最初は普通に小屋(logen※)で演奏するものだと思っていましたから。
(※logenは伝統音楽のコンサートやダンスの会場としてよく使われるような、大きい納屋(広々とした小屋)のようなものです)
(Erika)ここもほとんど同じように素晴らしいですよね。
(Olov)そうですね。そして、コンサートを行えるように調整して企画してくださった、Gunnarやすべてのスタッフにとても感謝します。コンサートができて私たちはとても嬉しいです。
私たちが最初に演奏したのは、Gås-Andersが伝えたmarsch(マルシュ、行進曲)です。
Gås-Andersは私たちと同じウップランド地方の奏者で、ビョルクリンゲ(Björklinge)の人です。
演奏したのはGlöggmarsch(グルッグマルフ/グルッグマルシュ)です。この曲は、季節的にははずれているかもしれませんが(※)、素晴らしい曲だと私たちは思っています。
(※「glögg(グルッグ)」はクリスマスの時期に飲む甘いホットワインです。日本でもIKEAなどで販売しています。「glöggmarsch」はglöggを振舞う際に演奏される行進曲のことです)
(ここでErikaがOlovに対してちらっとつぶやいているのはよく聞こえませんが、「一足早いクリスマスだね」みたいなことを言っています)
(Erika)Gås-Anders、彼はAnders Ljungqvistという名前ですが、ウップランド地方の偉大な演奏家の一人で、とてもたくさんの曲を伝えました。
彼についての記録を読むのはとてもおもしろいと私は思っています。
というのも、どうやら彼は、非常にエネルギッシュに演奏をしていたそうなんです。
彼はウップランド地方をはじめ、様々な場所の結婚式で演奏をしていて、夜通し演奏することができたと言われています。
しかもテーブルやベンチの上で、飛び跳ねながら。
素晴らしいエネルギーを持っていた人なんだな、と思っています。
それは、彼の伝えた曲の中からも聴くことができます。
彼の伝承曲はとても…“power(英語で)”を感じます(笑い)。すごいエネルギーです。
ですので、続いてもGås-Andersの曲を演奏します。ワルツです。
「Gammal Ljungqvistervals nr.1(Gås-Anders伝承のワルツ、1番)」です。

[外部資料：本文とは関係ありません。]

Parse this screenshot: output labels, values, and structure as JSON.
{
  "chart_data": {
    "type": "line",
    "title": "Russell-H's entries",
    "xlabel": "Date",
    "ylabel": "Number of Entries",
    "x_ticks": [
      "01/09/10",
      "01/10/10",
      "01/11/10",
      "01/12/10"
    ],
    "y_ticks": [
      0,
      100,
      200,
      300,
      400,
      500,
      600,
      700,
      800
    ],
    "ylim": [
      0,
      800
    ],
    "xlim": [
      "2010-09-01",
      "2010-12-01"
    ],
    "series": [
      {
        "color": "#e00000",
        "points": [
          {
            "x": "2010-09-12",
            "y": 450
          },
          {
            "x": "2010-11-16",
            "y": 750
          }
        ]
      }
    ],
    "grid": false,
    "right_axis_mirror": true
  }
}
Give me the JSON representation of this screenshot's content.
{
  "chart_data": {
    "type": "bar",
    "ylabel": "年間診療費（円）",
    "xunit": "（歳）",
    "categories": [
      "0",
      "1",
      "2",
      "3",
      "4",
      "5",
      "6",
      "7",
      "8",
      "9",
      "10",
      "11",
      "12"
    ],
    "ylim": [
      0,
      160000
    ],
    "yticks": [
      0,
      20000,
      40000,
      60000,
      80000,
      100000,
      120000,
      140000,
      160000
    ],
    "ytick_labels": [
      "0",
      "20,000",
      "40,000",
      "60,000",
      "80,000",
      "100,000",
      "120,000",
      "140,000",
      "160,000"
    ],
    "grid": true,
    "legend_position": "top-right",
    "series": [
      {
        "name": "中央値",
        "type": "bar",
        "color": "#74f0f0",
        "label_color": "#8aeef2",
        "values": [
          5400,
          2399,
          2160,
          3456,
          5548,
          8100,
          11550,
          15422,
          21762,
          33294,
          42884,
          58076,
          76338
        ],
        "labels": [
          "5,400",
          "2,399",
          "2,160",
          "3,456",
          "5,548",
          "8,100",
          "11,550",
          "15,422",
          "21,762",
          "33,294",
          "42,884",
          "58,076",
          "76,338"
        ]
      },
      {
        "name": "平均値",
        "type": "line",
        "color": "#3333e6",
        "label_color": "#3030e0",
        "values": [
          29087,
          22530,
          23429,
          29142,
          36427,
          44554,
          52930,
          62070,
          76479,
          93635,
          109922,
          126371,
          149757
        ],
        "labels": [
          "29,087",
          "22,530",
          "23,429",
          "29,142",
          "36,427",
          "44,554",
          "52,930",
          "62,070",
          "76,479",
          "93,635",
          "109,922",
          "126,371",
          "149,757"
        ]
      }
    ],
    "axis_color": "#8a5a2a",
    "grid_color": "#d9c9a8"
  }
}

参考までに、Gås-Andersの出身地「Björklinge」のウップランド地方の中での位置はこのようになっています↓左中央あたりです。
この地図は私が書いたのですが、「伝統音楽でよく聞くウップランド地方の地域名をまとめて載せた地図」になっています。
②(4:31~)「Gammal Ljungqvistervals nr.1」(Gås-Anders伝承のワルツ、1番)
(曲を弾く前に、冒頭部を弾いて「あ、そっちか」と言ってから弾き始めました)
今回の訳はここまでとして、続きは明日以降に載せます。
以上、2020年の「Maskin」の配信コンサートの日本語訳①を載せました。
私が勝手につけている訳になりますので、間違っていたらすみません。
何かあれば修正しますが、参考程度にご覧いただき、コンサートを楽しんでいただければと思います。
お読みいただき、ありがとうございました。